Lawyers for Nushawn Williams, the Jamestown man accused of intentionally spreading the virus that causes AIDS, will be allowed to offer evidence at his civil trial indicating he is not infected with HIV.
State Supreme Court Justice John L. Michalski on Wednesday denied a request by the state Attorney General’s Office for a hearing to try and block a jury from hearing evidence that Williams’ blood, when analyzed under an electron microscope, did not contain the virus.
Michalski’s ruling means that the reliability of the electron microscope at detecting HIV is likely to come under intense questioning from the state’s lawyers during the trial.
Attorney John R. Nuchereno, who is representing Williams, first made the claim that Williams does not have HIV in May, following an electron microscope analysis of his blood conducted by Gregory Hendricks, manager of the Core Electron Microscopy Facility at the University of Massachusetts Medical School.
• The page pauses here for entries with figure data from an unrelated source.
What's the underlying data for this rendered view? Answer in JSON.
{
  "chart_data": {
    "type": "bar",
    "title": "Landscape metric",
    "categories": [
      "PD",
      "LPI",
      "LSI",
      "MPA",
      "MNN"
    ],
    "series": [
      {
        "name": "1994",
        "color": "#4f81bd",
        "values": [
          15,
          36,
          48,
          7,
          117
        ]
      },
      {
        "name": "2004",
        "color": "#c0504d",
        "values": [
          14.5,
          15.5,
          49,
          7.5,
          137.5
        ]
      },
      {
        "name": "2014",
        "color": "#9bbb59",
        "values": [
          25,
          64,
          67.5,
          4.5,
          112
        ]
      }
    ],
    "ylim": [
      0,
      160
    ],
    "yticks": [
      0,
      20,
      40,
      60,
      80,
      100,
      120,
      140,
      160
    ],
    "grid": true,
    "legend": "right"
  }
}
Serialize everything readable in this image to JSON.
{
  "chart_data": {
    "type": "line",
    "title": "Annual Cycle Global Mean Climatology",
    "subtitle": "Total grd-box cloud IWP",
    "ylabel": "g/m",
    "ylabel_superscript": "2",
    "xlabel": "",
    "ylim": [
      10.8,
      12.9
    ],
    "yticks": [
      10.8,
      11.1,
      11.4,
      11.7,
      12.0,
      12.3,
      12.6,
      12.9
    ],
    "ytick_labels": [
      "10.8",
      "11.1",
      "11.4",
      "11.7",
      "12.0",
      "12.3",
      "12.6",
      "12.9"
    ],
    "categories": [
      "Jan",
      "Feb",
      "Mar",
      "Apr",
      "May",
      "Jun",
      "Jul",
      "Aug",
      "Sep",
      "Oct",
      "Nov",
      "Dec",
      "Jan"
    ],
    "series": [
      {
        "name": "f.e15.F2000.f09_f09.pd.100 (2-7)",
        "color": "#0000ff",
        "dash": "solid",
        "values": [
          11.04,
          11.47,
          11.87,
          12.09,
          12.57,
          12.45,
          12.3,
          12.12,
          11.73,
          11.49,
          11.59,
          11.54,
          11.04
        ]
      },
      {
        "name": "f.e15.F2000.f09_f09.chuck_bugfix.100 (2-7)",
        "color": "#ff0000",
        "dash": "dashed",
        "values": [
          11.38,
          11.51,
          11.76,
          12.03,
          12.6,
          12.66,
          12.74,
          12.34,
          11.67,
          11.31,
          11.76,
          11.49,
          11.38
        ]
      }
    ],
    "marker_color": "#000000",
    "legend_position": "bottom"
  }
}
Assistant Attorney General Joseph Muia Jr. arguedw in court papers this week that the use of an electron microscope for that purpose was “junk science” and “would confuse the deliberative process.”
Muia included affidavits from William A. Samsonoff, former director of the Electron Microscope Core at the Wadsworth Center Laboratories of the state Health Department, and from Dr. Harish Moorjani, an HIV specialist in internal medicine.
Samsonoff said relying on an electron microscope to conclude someone is not HIV positive was “an inappropriate misleading use of a scientific result and is not and would not be accepted in either the scientific medical community or the smaller professional sub-category of electron microscope analysts as a scientifically accepted procedure or test for HIV.”
Moorjani labeled electron microscope analysis “the poorest technique for one to use to identify whether an individual is infected with HIV.”
Several jurors have been selected for the trial to determine whether Williams, 36, has a mental abnormality that makes him predisposed to commit sexual crimes. Jury selection continues today, and opening arguments are expected to begin on Monday.
The trial is closed to the public.
Williams pleaded guilty to two counts of second-degree (statutory) rape and one count of reckless endangerment in 1999, after authorities said he infected 12 young Chautauqua County women and a teenage girl, with HIV.
Williams completed his 12-year prison sentence in 2010, but he continues to be held in Wende State Correctional Facility under a state law that permits civil confinement of sex offenders.
The Attorney General’s Office has sought to keep Williams confined, arguing that he is a sexual predator who is likely to infect others with HIV.
Williams, 36, now goes by the name Shyteek Johnson.